FIGURE 4.12 Data redundancy ADLS replication options
You cannot make this change when the region is having any kind of outage. This replication needs some time to complete its tasks and must be configured prior to its need, which is the definition of being redundant. LRS is recommended for testing purposes only; for production use, choose the one that conforms to your data residency requirements. But it is important to have at least one additional copy.
When you begin to provision your resources for running your data analytics on Azure, keep data redundancy in mind. Consider two Azure Synapse Analytics. The first model isolates data to different Azure storage accounts and ADLS containers per data landing zone (DLZ) stage (see Table 3.4). Figure 4.13 illustrates what this might look like. The Azure Synapse Analytics workspace on the far right illustrates the fact that multiple workspaces can point to the same ADLS container.

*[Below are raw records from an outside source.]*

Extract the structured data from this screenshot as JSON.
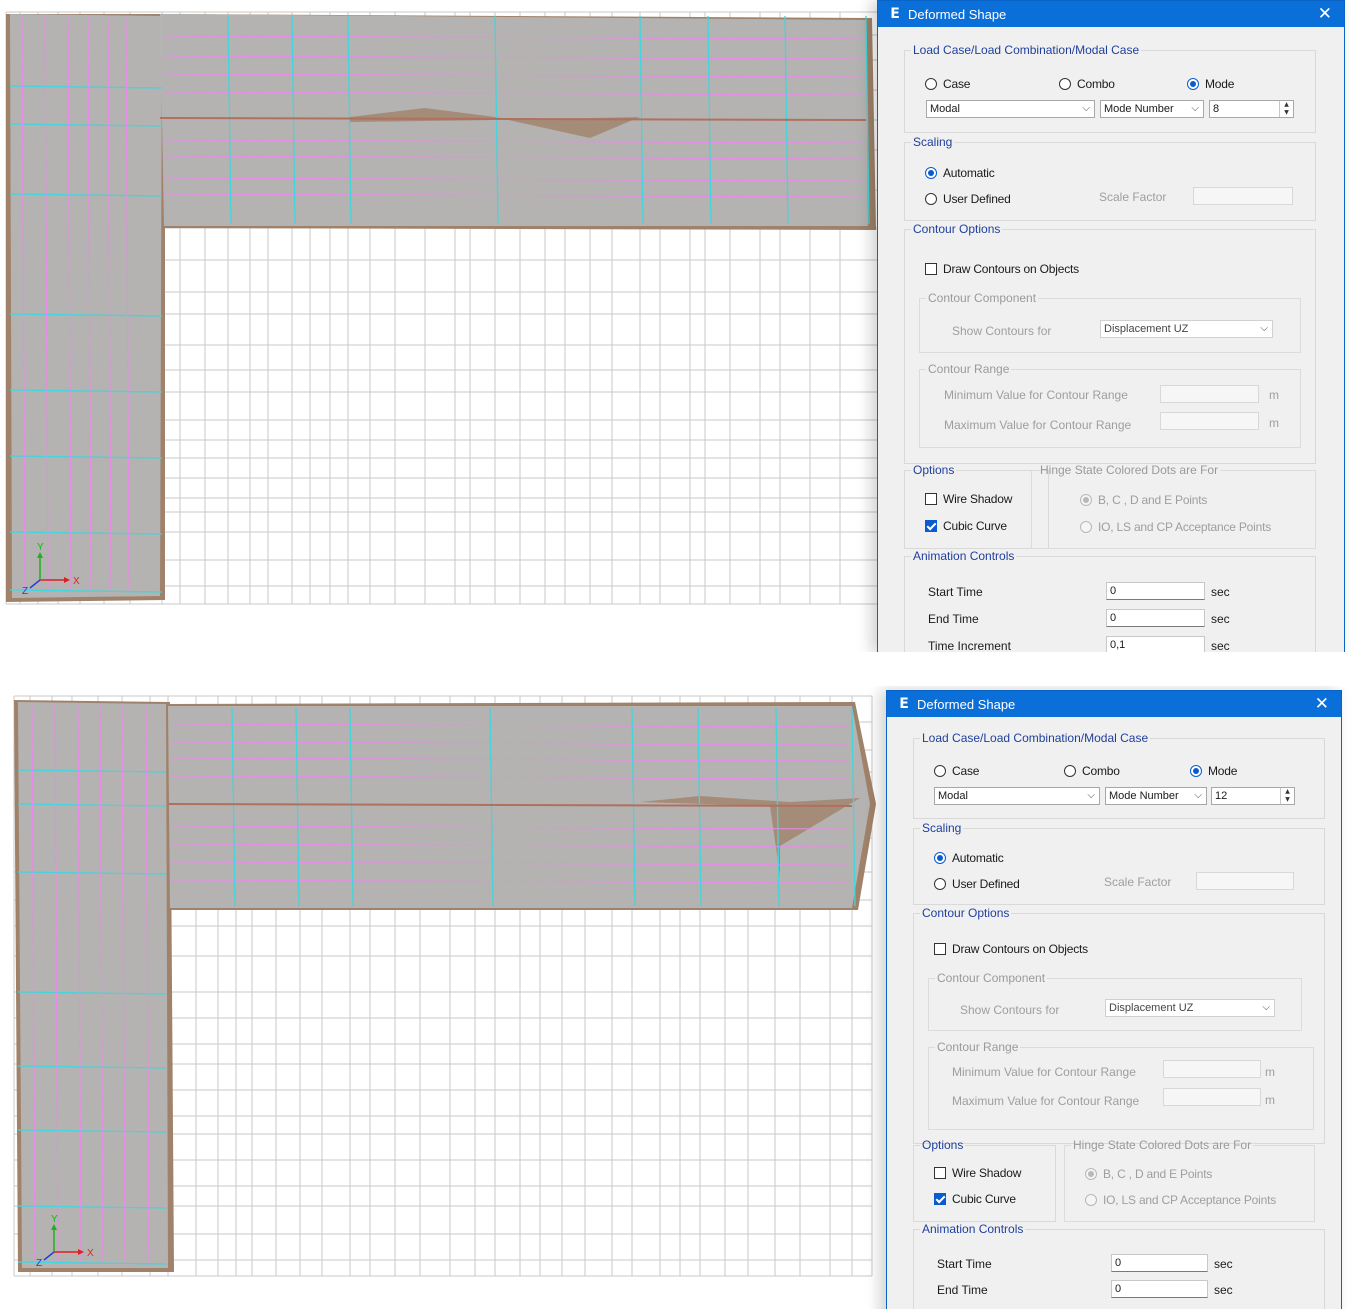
{
  "panels": [
    {
      "dialog": {
        "title": "Deformed Shape",
        "app_icon": "E",
        "load_case": {
          "legend": "Load Case/Load Combination/Modal Case",
          "radio_case": "Case",
          "radio_combo": "Combo",
          "radio_mode": "Mode",
          "selected_radio": "Mode",
          "modal_select": "Modal",
          "mode_select": "Mode Number",
          "mode_value": "8"
        },
        "scaling": {
          "legend": "Scaling",
          "automatic": "Automatic",
          "user_defined": "User Defined",
          "selected": "Automatic",
          "scale_factor_label": "Scale Factor",
          "scale_factor_value": ""
        },
        "contour": {
          "legend": "Contour Options",
          "draw_contours": "Draw Contours on Objects",
          "draw_contours_checked": false,
          "component_legend": "Contour Component",
          "show_for_label": "Show Contours for",
          "show_for_value": "Displacement UZ",
          "range_legend": "Contour Range",
          "min_label": "Minimum Value for Contour Range",
          "max_label": "Maximum Value for Contour Range",
          "unit": "m"
        },
        "options": {
          "legend": "Options",
          "wire_shadow": "Wire Shadow",
          "wire_shadow_checked": false,
          "cubic_curve": "Cubic Curve",
          "cubic_curve_checked": true
        },
        "hinge": {
          "legend": "Hinge State Colored Dots are For",
          "opt1": "B, C , D and E Points",
          "opt2": "IO, LS and CP Acceptance Points",
          "selected": "opt1"
        },
        "animation": {
          "legend": "Animation Controls",
          "start_label": "Start Time",
          "start_value": "0",
          "end_label": "End Time",
          "end_value": "0",
          "increment_label": "Time Increment",
          "increment_value": "0,1",
          "unit": "sec"
        }
      },
      "axis": {
        "x": "X",
        "y": "Y",
        "z": "Z"
      }
    },
    {
      "dialog": {
        "title": "Deformed Shape",
        "app_icon": "E",
        "load_case": {
          "legend": "Load Case/Load Combination/Modal Case",
          "radio_case": "Case",
          "radio_combo": "Combo",
          "radio_mode": "Mode",
          "selected_radio": "Mode",
          "modal_select": "Modal",
          "mode_select": "Mode Number",
          "mode_value": "12"
        },
        "scaling": {
          "legend": "Scaling",
          "automatic": "Automatic",
          "user_defined": "User Defined",
          "selected": "Automatic",
          "scale_factor_label": "Scale Factor",
          "scale_factor_value": ""
        },
        "contour": {
          "legend": "Contour Options",
          "draw_contours": "Draw Contours on Objects",
          "draw_contours_checked": false,
          "component_legend": "Contour Component",
          "show_for_label": "Show Contours for",
          "show_for_value": "Displacement UZ",
          "range_legend": "Contour Range",
          "min_label": "Minimum Value for Contour Range",
          "max_label": "Maximum Value for Contour Range",
          "unit": "m"
        },
        "options": {
          "legend": "Options",
          "wire_shadow": "Wire Shadow",
          "wire_shadow_checked": false,
          "cubic_curve": "Cubic Curve",
          "cubic_curve_checked": true
        },
        "hinge": {
          "legend": "Hinge State Colored Dots are For",
          "opt1": "B, C , D and E Points",
          "opt2": "IO, LS and CP Acceptance Points",
          "selected": "opt1"
        },
        "animation": {
          "legend": "Animation Controls",
          "start_label": "Start Time",
          "start_value": "0",
          "end_label": "End Time",
          "end_value": "0",
          "unit": "sec"
        }
      },
      "axis": {
        "x": "X",
        "y": "Y",
        "z": "Z"
      }
    }
  ],
  "colors": {
    "shell": "#b5b5b5",
    "shell_edge": "#a0826a",
    "grid": "#c8c8c8",
    "pink": "#e68ce6",
    "cyan": "#43d4dc",
    "dialog_title": "#0a6fd8",
    "accent": "#0a5ad0"
  },
  "icons": {
    "close": "close-icon",
    "app": "app-logo-icon",
    "dropdown": "chevron-down-icon",
    "spinner": "spinner-arrows-icon"
  }
}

Each Azure storage account and its corresponding ADLS container can be in different regions too. These ADLS containers that contains your data could act as backups for each other by using tools like AzCopy or Azure Data Explorer to preemptively copy or move data manually. When one of the regions is having some problems, provision a new workspace in the region where the backup exists and point the workspace to the backed up data in that ADLS container.
FIGURE 4.13 Data redundancy backups Azure Synapse Analytics regional redundancy per DLZ stage model
In the second model you store all DLZ stages in a single Azure storage account with an ADLS container per DLZ stage and point all workspaces to the appropriate one, as shown in Figure 4.14.
FIGURE 4.14 Data redundancy Azure Synapse Analytics single redundancy model containing all DLZs
This model, if configured with something other than LRS replication, will result in the data being copied into another region or zone. In this BCDR scenario, recognize that the RPO goal is 24 hours, which might be longer than desired. It is important to mention that the GRS, ZRS, and GZRS data copies are available for BCDR scenarios only; you cannot make them readable and writable them yourself. Those managing the platform, i.e., Microsoft, will be well aware of the outage. They will take appropriate actions to provide you with the new available data source within the RPO goal of 24 hours. Note that RPO defines the maximum time it could take to get the snapshot back; it does not consider the amount of time required to make the data available. RA‐GRS and RA‐GZRS provide read‐only capabilities, which might be useful for some scenarios, but ingestion (writes) will not work. Therefore, in most scenarios, if your data is highly critical and must be available to all at all times, then the data in an ADLS container needs to be regularly transferred between regions using a custom solution. Finally, as a Spark pool works primarily with the files stored in the ADLS container, having a plan for the content on ADLS is the solution for these kinds of pools as well.